Understanding that dynamic, Dr. Wray says, can help people improve their mental health while simultaneously protecting our planet. “If we practice looking for this connection, and respecting it, rather than trying to dominate nature or escape from its forces, we create a much healthier way of relating to each other, other species, and wildlands that are increasingly threatened,” she says. “If we did this en masse, it would decrease issues like climate change and the biodiversity crisis while also filling us with a sense of belonging and even awe.”

Paradoxically, to deeply connect with nature is to also understand how endangered our ecosystems and climate have become. As the climate emergency worsens, a healthy appreciation for nature can mutate into intense anxiety, grief, and depression over what’s happening to our planet. “Anyone who understands that our health is tied up with the health of our environment can be susceptible to the growing phenomenon of eco-anxiety, which is emotional distress about the degradation of the climate and wider environment,” Dr. Wray says. 

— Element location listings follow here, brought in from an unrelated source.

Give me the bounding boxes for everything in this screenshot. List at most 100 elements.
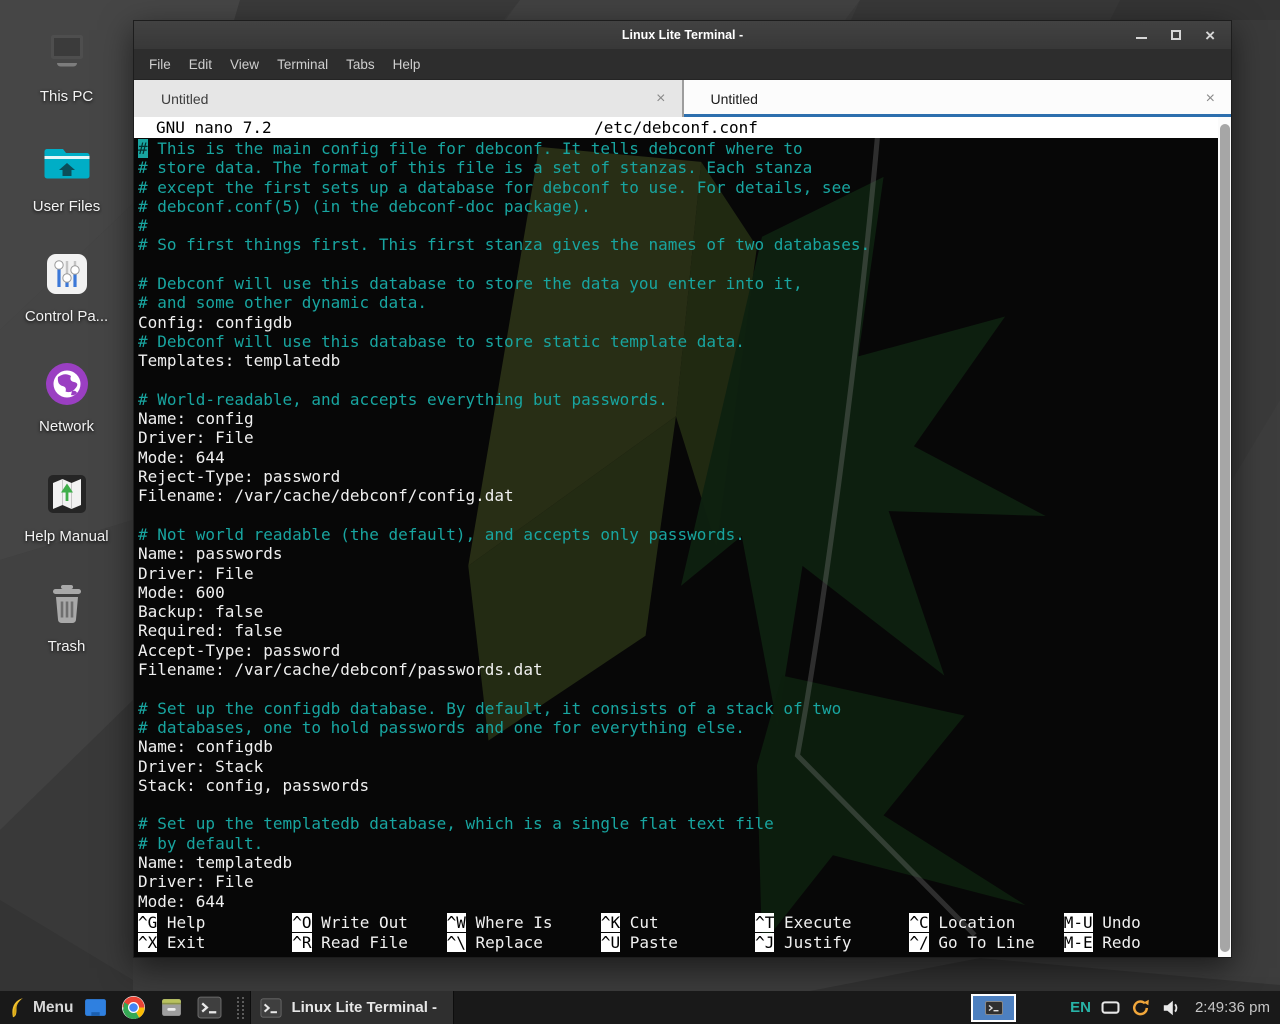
editor-line: # World-readable, and accepts everything… [138,390,1218,409]
editor-line: Backup: false [138,602,1218,621]
desktop-icon-label: This PC [0,88,133,105]
taskbar-window-button[interactable]: Linux Lite Terminal - [250,991,454,1024]
shortcut-key: ^K [601,913,620,932]
menu-tabs[interactable]: Tabs [337,57,384,72]
editor-line: Stack: config, passwords [138,776,1218,795]
tab-close-icon[interactable]: × [656,90,665,108]
clock[interactable]: 2:49:36 pm [1195,999,1270,1016]
menu-label: Menu [33,999,73,1017]
minimize-icon[interactable] [1136,31,1147,39]
menu-view[interactable]: View [221,57,268,72]
editor-line: # databases, one to hold passwords and o… [138,718,1218,737]
shortcut-go-to-line: ^/ Go To Line [909,933,1063,952]
shortcut-key: ^O [292,913,311,932]
editor-line: Name: templatedb [138,853,1218,872]
editor-line: # debconf.conf(5) (in the debconf-doc pa… [138,197,1218,216]
window-titlebar[interactable]: Linux Lite Terminal - × [134,21,1231,49]
terminal-area: GNU nano 7.2 /etc/debconf.conf # This is… [134,117,1231,957]
editor-line [138,795,1218,814]
editor-line: Driver: File [138,872,1218,891]
editor-line: # Set up the configdb database. By defau… [138,699,1218,718]
folder-home-icon [41,138,93,190]
scrollbar[interactable] [1218,117,1231,957]
shortcut-key: ^U [601,933,620,952]
desktop-icon-this-pc[interactable]: This PC [0,28,133,105]
shortcut-where-is: ^W Where Is [447,913,601,932]
scrollbar-thumb[interactable] [1220,124,1230,952]
desktop-icon-control-pa[interactable]: Control Pa... [0,248,133,325]
editor-content[interactable]: # This is the main config file for debco… [134,138,1218,913]
menu-bar: FileEditViewTerminalTabsHelp [134,49,1231,80]
editor-line: # store data. The format of this file is… [138,158,1218,177]
desktop-icon-user-files[interactable]: User Files [0,138,133,215]
shortcut-help: ^G Help [138,913,292,932]
editor-line: Filename: /var/cache/debconf/config.dat [138,486,1218,505]
editor-line: Accept-Type: password [138,641,1218,660]
control-panel-icon [41,248,93,300]
desktop-icon-help-manual[interactable]: Help Manual [0,468,133,545]
editor-line [138,255,1218,274]
volume-icon[interactable] [1161,999,1181,1017]
shortcut-key: M-U [1064,913,1093,932]
shortcut-replace: ^\ Replace [447,933,601,952]
shortcut-column: ^O Write Out^R Read File [292,913,446,952]
nano-filename: /etc/debconf.conf [134,118,1218,137]
shortcut-key: ^\ [447,933,466,952]
shortcut-paste: ^U Paste [601,933,755,952]
shortcut-column: ^K Cut^U Paste [601,913,755,952]
desktop-icon-label: Network [0,418,133,435]
workspace-switcher[interactable] [971,994,1016,1022]
help-manual-icon [41,468,93,520]
chrome-icon[interactable] [121,995,146,1020]
tab-label: Untitled [711,91,758,107]
menu-edit[interactable]: Edit [180,57,221,72]
shortcut-redo: M-E Redo [1064,933,1218,952]
start-menu-button[interactable]: Menu [0,991,83,1024]
shortcut-execute: ^T Execute [755,913,909,932]
shortcut-cut: ^K Cut [601,913,755,932]
shortcut-key: ^X [138,933,157,952]
menu-file[interactable]: File [140,57,180,72]
keyboard-icon[interactable] [1101,1000,1120,1015]
shortcut-key: ^W [447,913,466,932]
network-globe-icon [41,358,93,410]
keyboard-layout-label[interactable]: EN [1070,999,1091,1016]
terminal-launcher-icon[interactable] [197,995,222,1020]
shortcut-key: ^/ [909,933,928,952]
desktop-icon-label: Control Pa... [0,308,133,325]
editor-line: Driver: File [138,564,1218,583]
tab-2-active[interactable]: Untitled × [684,80,1232,117]
shortcut-column: ^T Execute^J Justify [755,913,909,952]
desktop-icon-trash[interactable]: Trash [0,578,133,655]
desktop-icon-label: Help Manual [0,528,133,545]
menu-terminal[interactable]: Terminal [268,57,337,72]
editor-line: # Not world readable (the default), and … [138,525,1218,544]
window-title: Linux Lite Terminal - [134,28,1231,42]
shortcut-column: ^W Where Is^\ Replace [447,913,601,952]
editor-line: # So first things first. This first stan… [138,235,1218,254]
editor-line: Config: configdb [138,313,1218,332]
close-icon[interactable]: × [1205,27,1215,44]
shortcut-key: ^R [292,933,311,952]
tab-label: Untitled [161,91,208,107]
maximize-icon[interactable] [1171,30,1181,40]
terminal-icon [260,997,282,1019]
editor-line [138,679,1218,698]
editor-line: # and some other dynamic data. [138,293,1218,312]
tab-bar: Untitled × Untitled × [134,80,1231,117]
tab-close-icon[interactable]: × [1206,90,1215,108]
tab-1[interactable]: Untitled × [134,80,684,117]
editor-line: Name: configdb [138,737,1218,756]
shortcut-column: ^G Help^X Exit [138,913,292,952]
editor-line: # Set up the templatedb database, which … [138,814,1218,833]
editor-line: Templates: templatedb [138,351,1218,370]
editor-line: Name: passwords [138,544,1218,563]
editor-line: Filename: /var/cache/debconf/passwords.d… [138,660,1218,679]
updates-icon[interactable] [1130,997,1151,1018]
file-manager-icon[interactable] [83,995,108,1020]
panel-grip[interactable] [237,997,244,1019]
desktop-icon-network[interactable]: Network [0,358,133,435]
shortcut-write-out: ^O Write Out [292,913,446,932]
file-cabinet-icon[interactable] [159,995,184,1020]
menu-help[interactable]: Help [384,57,430,72]
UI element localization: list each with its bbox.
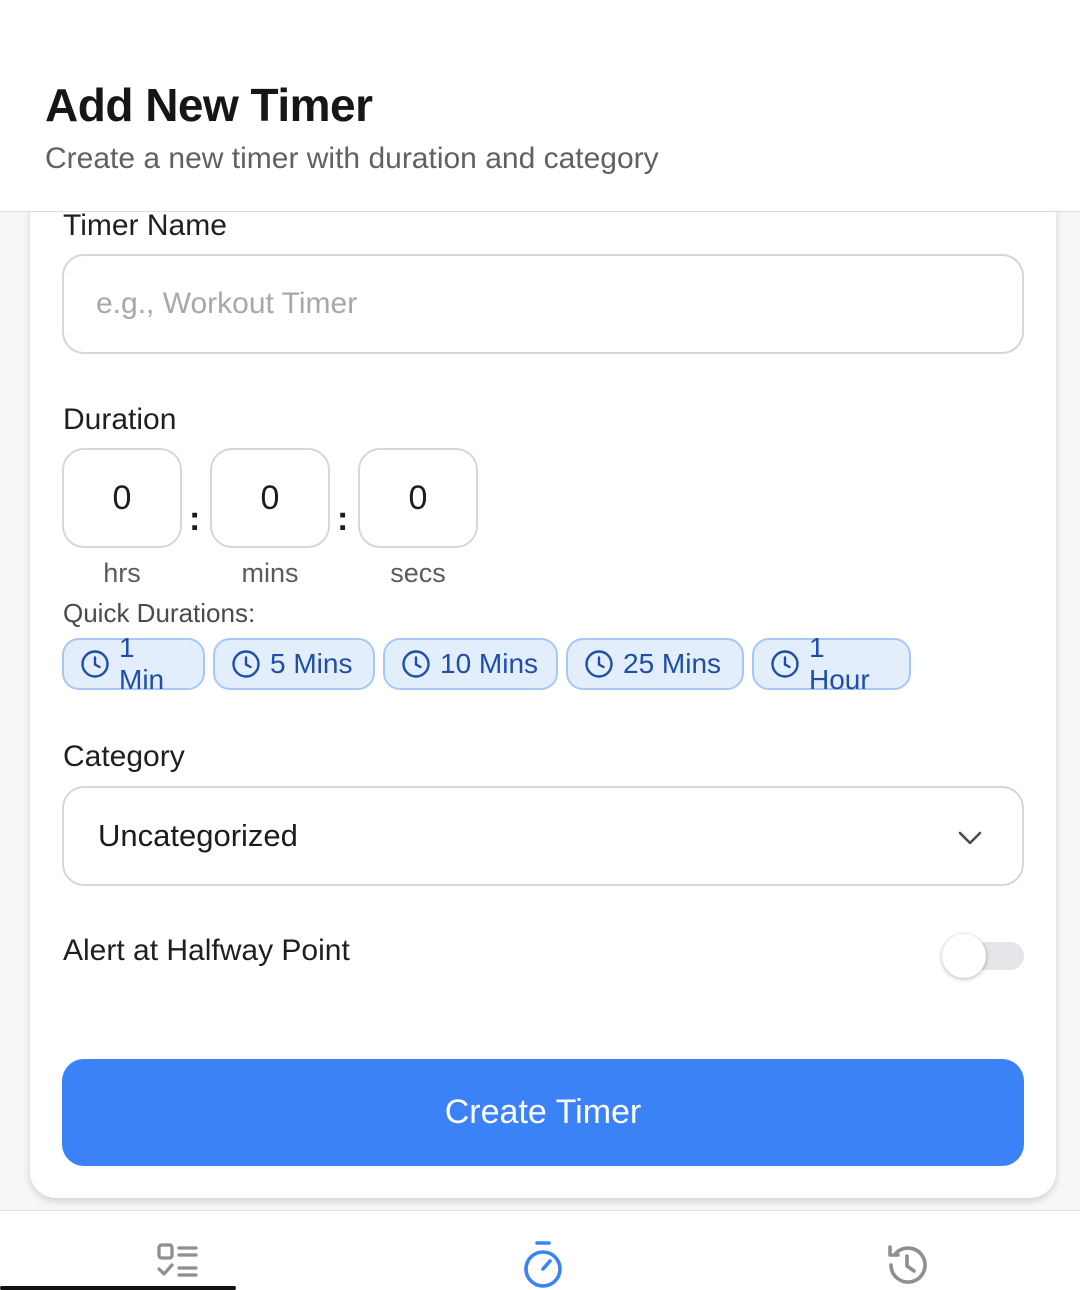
toggle-knob [942, 934, 986, 978]
duration-separator: : [189, 500, 201, 538]
minutes-input[interactable]: 0 [210, 448, 330, 548]
bottom-tab-bar [0, 1210, 1080, 1290]
list-check-icon[interactable] [154, 1241, 202, 1290]
chip-label: 1 Min [119, 632, 165, 695]
chevron-down-icon [956, 824, 984, 852]
stopwatch-icon[interactable] [519, 1239, 567, 1289]
timer-name-label: Timer Name [63, 209, 227, 242]
clock-icon [231, 649, 261, 679]
home-indicator [0, 1286, 236, 1290]
clock-icon [584, 649, 614, 679]
chip-label: 25 Mins [623, 648, 722, 679]
chip-label: 5 Mins [270, 648, 353, 679]
clock-icon [401, 649, 431, 679]
clock-icon [80, 649, 110, 679]
clock-icon [770, 649, 800, 679]
duration-separator: : [337, 500, 349, 538]
category-select[interactable]: Uncategorized [62, 786, 1024, 886]
hours-unit-label: hrs [103, 558, 141, 588]
quick-duration-5-mins[interactable]: 5 Mins [213, 638, 375, 690]
quick-duration-25-mins[interactable]: 25 Mins [566, 638, 744, 690]
halfway-alert-toggle[interactable] [942, 934, 1026, 978]
seconds-unit-label: secs [390, 558, 446, 588]
quick-duration-1-hour[interactable]: 1 Hour [752, 632, 911, 695]
chip-label: 1 Hour [809, 632, 870, 695]
quick-duration-10-mins[interactable]: 10 Mins [383, 638, 558, 690]
chip-label: 10 Mins [440, 648, 539, 679]
category-selected-value: Uncategorized [98, 818, 298, 853]
minutes-unit-label: mins [241, 558, 299, 588]
category-label: Category [63, 740, 185, 773]
timer-name-input[interactable] [62, 254, 1024, 354]
page-header: Add New Timer Create a new timer with du… [0, 0, 1080, 212]
create-timer-button[interactable]: Create Timer [62, 1059, 1024, 1166]
page-title: Add New Timer [45, 79, 373, 131]
seconds-input[interactable]: 0 [358, 448, 478, 548]
page-subtitle: Create a new timer with duration and cat… [45, 142, 659, 175]
halfway-alert-label: Alert at Halfway Point [63, 934, 350, 967]
duration-label: Duration [63, 403, 177, 436]
history-icon[interactable] [883, 1241, 931, 1290]
quick-durations-label: Quick Durations: [63, 598, 256, 628]
quick-duration-1-min[interactable]: 1 Min [62, 632, 205, 695]
hours-input[interactable]: 0 [62, 448, 182, 548]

That feeling takes a toll on mental health on its own, but it’s especially difficult to handle when many people are ignoring the crisis at hand. Dr. Wray notes that eco-anxiety is not a disorder, nor a suggestion that something is wrong with you; in fact, feeling it is a sign of caring. “It can be healthy to feel this because it shows that we care about important things we rely on to live healthy lives that are under threat. But it can also become overwhelming and very hard to cope with, taking a real toll on our mental health.” 

One way to cope with eco-anxiety, Dr. Wray says, is to turn anxiety into activism. “If we took environmental action at collective scale, from top government level all the way down to our local communities, this would inherently protect mental health by lessening this growing distress about negative environmental change,” she says. Pushing for change collectively, she notes, is the way for people to nurture their mental health in a sustainable manner. Trying to save the planet through individual actions alone is an impossible task, but joining a community group to plant trees in neighborhoods that don’t have them? That creates lasting change and connections with like-minded people—which, in turn, can help you find your part in the ecosystem—literally and figuratively. “There are so many emotional, psychological and health benefits that can come from connecting with nature,” Dr. Wray says. “We aren’t separate from it, after all. Many of us just act like we are.”